Sarebbe ingeneroso, oltre che scorretto, imputare quanto
accade in Egitto e - nonostante le profonde differenze - in Siria e in Tunisia
a una mancanza di attenzione del mondo euro-occidentale. Con le rivoluzioni arabe
si è innescato in Nord Africa un
processo sociale e politico che nessuno sembra davvero in grado di prevedere o
controllare. Non lo controllano le piazze, ma non lo controllano nemmeno le
piazzeforti. Quando un esercito interviene con metodi pseudo-militari contro la
propria popolazione, è un segno non solo di
debolezza, ma anche della mancanza di una strategia di medio-lungo termine, al
di là della conservazione del
potere. Sarebbe tuttavia altrettanto fuorviante sostenere che la comunità internazionale ha
davvero fatto tutto quanto era politicamente in suo potere per sostenere le
transizioni con massicce iniezioni di fiducia e apertura di credito. Investire
politicamente in Paesi che tentato d trovare una propria strada alla democrazia
è sempre rischioso, ma c'è da chiedersi se non sia più rischioso non farlo.
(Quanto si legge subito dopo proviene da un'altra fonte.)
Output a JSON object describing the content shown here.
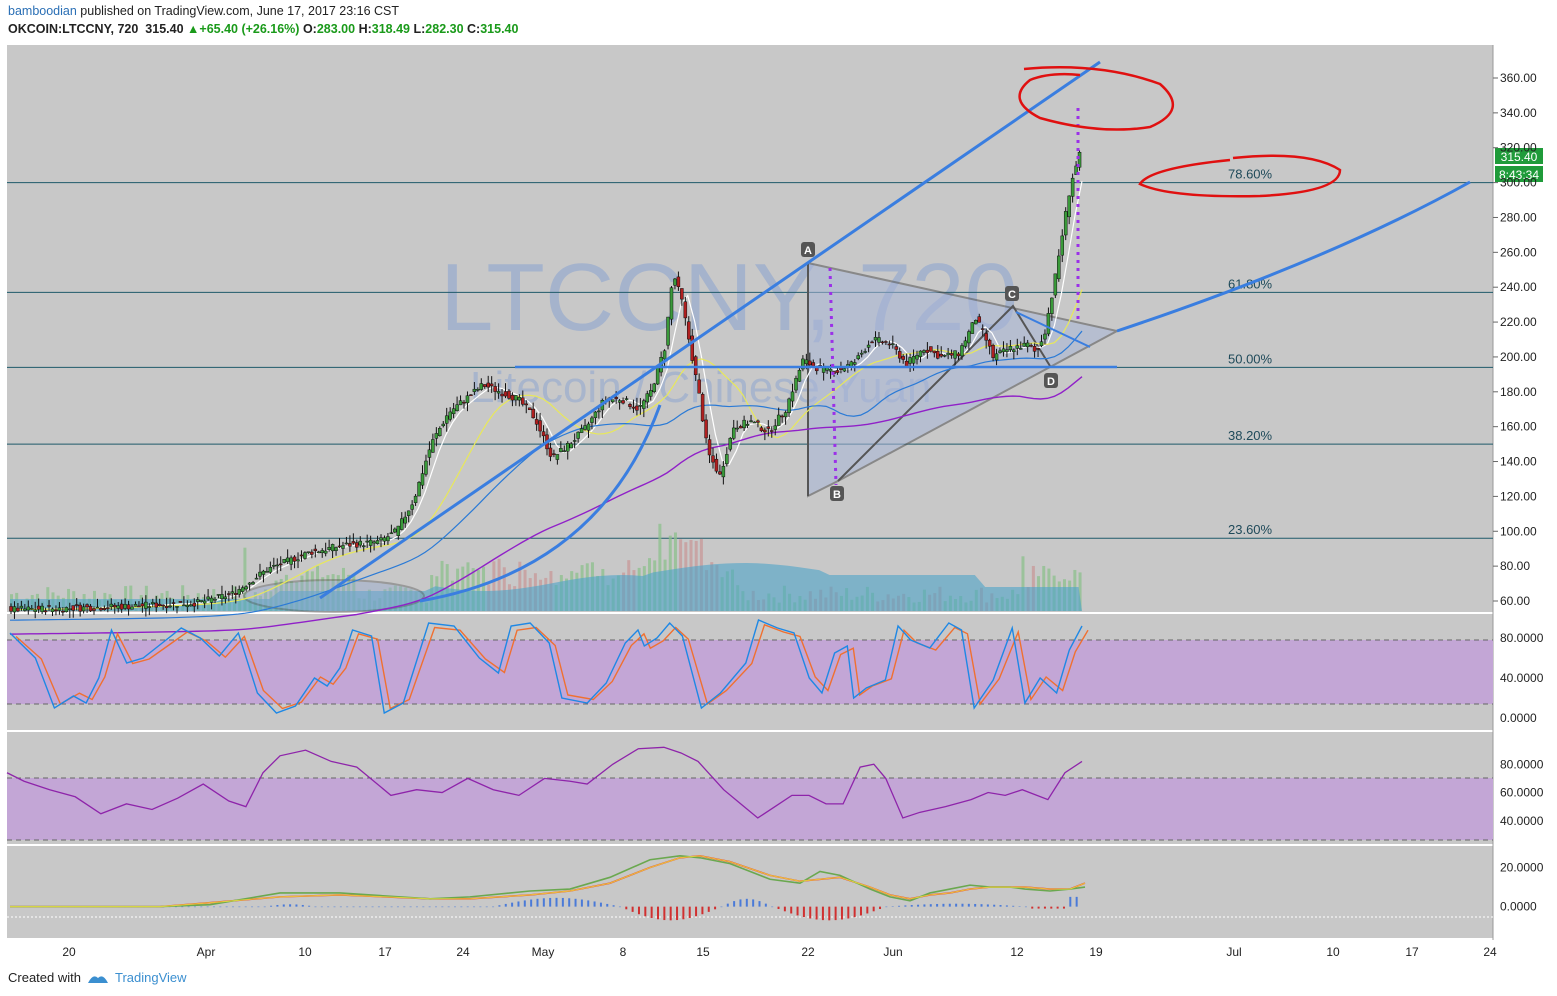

La prudenza se non il sospetto hanno
dominato in larga misura l'atteggiamento dell'Occidente nei confronti dei
rivolgimenti nel mondo arabo-islamico. E' anche vero che tali processi si sono
manifestati in un momento critico per le relazioni internazionali, a causa
soprattutto della crisi finanziaria in Occidente e alle pesanti conseguenze sul
tessuto sociale, economico e politico-istituzionale. C'è poco spazio per le relazioni internazionali se esse sono
percepite come una sorta di lusso che non ci si può permettere quando si hanno dinanzi questioni ben più pressanti e cruciali, che in qualche misura mettono a
rischio un intero modello di sviluppo.
Tuttavia l'ipotesi della "distrazione" rischia di
essere superficiale e di non cogliere il vero nocciolo della questione, che non
riguarda solo il mondo arabo-islamico, ma tutte le società in fase di transizione o di consolidamento democratico, o
quelle che faticosamente emergono da conflitti interni laceranti. Molti sono i
fattori che rendono l'azione della comunità internazionale in gran parte
inefficace rispetto ai conflitti "civili".
La prima ragione risiede nella stessa natura di tali
conflitti, molti diversi dalle guerre del passato. Qualche decennio fa,
riferendosi alle guerre intestine nei Paesi della ex-Jugoslavia, Mary Kaldor
propose il paradigma delle "nuove guerre": conflitti non più inter-statali, ma crisi interne che ben presto si
internazionalizzano, diventando trans-nazionali. Inoltre le "nuove"
guerre sono di carattere identitario, non patrimoniale, e pertanto destinate ad
essere combattute con maggiore determinazione, con poco spazio per il
negoziato.
C'è però un altro motivo che rende inefficace l'intervento
politico-diplomatico, e cioè la contraddizione, ormai
patente, tra due principi fondanti dell'ordine internazionale, che possiamo
sintetizzare facendo riferimento a due documenti internazionali: da una parte,
la Carta delle Nazioni Unite, che sancisce il dogma dell'inviolabilità della politica interna, della "giurisdizione
domestica" e che fa della sovranità un baluardo contro ogni
ingerenza esterna; dall'altra, la Dichiarazione dei diritti umani fondamentali,
che invece pone al centro di ogni azione politica internazionale la dignità della persona umana e le libertà individuali. I tentativi di superare questa imbarazzante
dissonanza si sono rivelati sinora di limitata efficacia, nonostante la
creazione della Corte penale internazionale e la più recente configurazione di una "responsabilità di proteggere" facente capo proprio alla comunità internazionale.
Tutto ciò rende riduce notevolmente le
possibilità di influenza, a meno che non
si pretenda di risolvere ogni crisi interna o internazionale con un intervento
militare, più o meno legittimato dalle
istituzioni multilaterali.
Realisticamente, e nonostante il sostanziale cambiamento
degli equilibri mondiali in corso, esistono solo due attori internazionali in
grado di svolgere quanto meno un ruolo di persuasione nella direzione del dialogo
e del negoziato, vale a dire l’Unione Europea e gli Stati
Uniti. L’Europa, in particolare,
dovrebbe finalmente varare un disegno complessivo di stabilizzazione, di
sviluppo e di partenariato nel Mediterraneo. Se prima era una scelta, oggi è una necessità.